Second - as a reader of many MG/YA, to have a young woman of color on the cover -- YES!! I look forward to the day when this is just the norm and no longer necessary to have a special mention, but let's be real, diversity in publishing still has a long way to go. Much like recent releases Save Me a Seat and When Dimple Met Rishi are bringing each author's unique voice to the diversity of Indian-American experiences - Pashmina continues to build on that brilliantly.
Third - NOT FOCUSED ON BOYS. Yes, there's Eddie, the friend we see alongside in school and as a semi-background character, but can I just high-five Nidhi Chanani for not having a novel where boy-hunting is a main plot arc of a high-schooler? A Bildungsroman centered around the power of the women in her family, and the women who have labored before her? And the women to continue to be touched by the pashmina? Yes, please!
Fourth - Navigating lines. Whether between cultures, locations, people, choices - I love how the magic of her stories, old, new, fantasy and real, they all blend together so well. The wisdom stemming from both sources has a clear imprint on Priyanka, and it is beautiful to see (even when it doesn't help her mother feel better about her driving :P)
For any teacher or librarian in 4th-8th, YES, this should be in your collection :)
As the author wrote in a blogpost, the inspiration came from her own childhood:
My inspiration for Pashmina came from a variety of sources: my mom, growing up in the US, my first trip to India, and women’s choice – all of these things are woven into the story... My teenage understanding of India was tainted by poverty stricken, third world imagery.

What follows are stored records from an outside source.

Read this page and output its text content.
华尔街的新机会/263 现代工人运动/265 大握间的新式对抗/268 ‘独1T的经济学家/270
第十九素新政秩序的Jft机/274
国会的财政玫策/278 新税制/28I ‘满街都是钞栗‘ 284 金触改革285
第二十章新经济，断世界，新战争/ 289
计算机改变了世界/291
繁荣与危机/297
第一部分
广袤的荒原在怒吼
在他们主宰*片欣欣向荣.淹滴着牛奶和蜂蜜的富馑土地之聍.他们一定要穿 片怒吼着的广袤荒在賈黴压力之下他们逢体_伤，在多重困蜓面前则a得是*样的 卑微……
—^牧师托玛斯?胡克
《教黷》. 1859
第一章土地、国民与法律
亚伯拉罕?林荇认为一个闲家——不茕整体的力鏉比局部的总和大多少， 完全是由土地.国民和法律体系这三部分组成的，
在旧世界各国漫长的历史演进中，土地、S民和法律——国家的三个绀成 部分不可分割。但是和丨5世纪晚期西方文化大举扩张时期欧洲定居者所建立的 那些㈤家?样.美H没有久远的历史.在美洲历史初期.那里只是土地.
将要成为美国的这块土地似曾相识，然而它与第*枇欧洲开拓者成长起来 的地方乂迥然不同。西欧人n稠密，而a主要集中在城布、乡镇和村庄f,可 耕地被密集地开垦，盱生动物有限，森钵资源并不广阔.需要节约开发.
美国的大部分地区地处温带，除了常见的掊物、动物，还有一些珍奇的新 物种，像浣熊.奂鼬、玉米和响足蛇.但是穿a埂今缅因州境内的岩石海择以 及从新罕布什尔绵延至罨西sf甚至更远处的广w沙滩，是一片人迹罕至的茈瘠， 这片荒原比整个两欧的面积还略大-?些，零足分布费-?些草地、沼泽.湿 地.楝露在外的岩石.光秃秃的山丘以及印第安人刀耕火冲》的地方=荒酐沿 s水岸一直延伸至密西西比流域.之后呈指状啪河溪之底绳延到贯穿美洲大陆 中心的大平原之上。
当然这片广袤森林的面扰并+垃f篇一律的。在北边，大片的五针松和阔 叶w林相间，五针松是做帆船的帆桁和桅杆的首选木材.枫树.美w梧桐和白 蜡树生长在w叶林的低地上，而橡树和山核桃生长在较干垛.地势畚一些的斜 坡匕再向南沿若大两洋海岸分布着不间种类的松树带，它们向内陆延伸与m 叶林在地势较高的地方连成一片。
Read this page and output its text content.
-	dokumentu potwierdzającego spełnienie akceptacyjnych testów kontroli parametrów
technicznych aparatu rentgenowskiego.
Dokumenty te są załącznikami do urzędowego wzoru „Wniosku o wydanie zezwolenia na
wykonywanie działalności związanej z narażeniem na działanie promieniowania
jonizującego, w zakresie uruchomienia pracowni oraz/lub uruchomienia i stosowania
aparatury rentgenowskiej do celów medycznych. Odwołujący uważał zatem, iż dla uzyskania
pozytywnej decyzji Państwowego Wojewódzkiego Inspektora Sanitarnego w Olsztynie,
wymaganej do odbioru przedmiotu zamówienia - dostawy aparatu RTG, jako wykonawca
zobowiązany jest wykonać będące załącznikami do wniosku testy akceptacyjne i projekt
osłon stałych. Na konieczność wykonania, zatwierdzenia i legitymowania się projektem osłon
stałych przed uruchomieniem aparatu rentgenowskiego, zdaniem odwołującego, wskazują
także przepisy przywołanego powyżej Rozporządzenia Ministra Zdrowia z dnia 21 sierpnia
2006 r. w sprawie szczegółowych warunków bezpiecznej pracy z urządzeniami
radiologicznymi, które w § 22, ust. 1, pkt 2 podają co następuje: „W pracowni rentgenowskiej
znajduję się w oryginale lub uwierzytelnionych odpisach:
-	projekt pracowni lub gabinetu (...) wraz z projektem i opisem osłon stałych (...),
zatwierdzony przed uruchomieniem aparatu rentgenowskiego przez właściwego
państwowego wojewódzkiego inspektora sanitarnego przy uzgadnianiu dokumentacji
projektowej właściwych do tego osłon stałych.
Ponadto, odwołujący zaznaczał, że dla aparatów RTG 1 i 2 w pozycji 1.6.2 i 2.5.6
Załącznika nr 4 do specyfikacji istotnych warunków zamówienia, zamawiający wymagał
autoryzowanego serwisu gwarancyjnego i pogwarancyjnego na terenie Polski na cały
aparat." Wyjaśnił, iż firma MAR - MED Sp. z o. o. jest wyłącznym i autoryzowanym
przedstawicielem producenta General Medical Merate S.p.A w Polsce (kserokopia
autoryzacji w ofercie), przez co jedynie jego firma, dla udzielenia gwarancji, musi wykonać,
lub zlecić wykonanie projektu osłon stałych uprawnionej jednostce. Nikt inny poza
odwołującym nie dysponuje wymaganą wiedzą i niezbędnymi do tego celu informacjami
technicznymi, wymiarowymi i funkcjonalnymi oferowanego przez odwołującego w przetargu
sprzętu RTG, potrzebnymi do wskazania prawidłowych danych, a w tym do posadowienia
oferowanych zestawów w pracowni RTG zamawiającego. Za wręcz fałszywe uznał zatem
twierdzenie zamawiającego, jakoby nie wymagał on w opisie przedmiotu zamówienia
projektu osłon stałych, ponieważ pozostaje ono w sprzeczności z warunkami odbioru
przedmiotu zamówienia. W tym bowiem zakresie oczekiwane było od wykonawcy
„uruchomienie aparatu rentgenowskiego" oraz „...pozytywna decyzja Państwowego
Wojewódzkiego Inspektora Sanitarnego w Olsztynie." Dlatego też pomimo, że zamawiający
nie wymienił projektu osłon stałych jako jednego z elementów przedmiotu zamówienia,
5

How wonderful would it be if a young person learned about their culture through only positive representations? That’s the root of Pashmina; opening a suitcase and traveling to a fantasy version of India where a character can learn about their heritage in a favorable light.Pashmina accomplishes this beautifully, and as a debut novel, may just have turned me into a graphic novel fan! Happy reading, friends!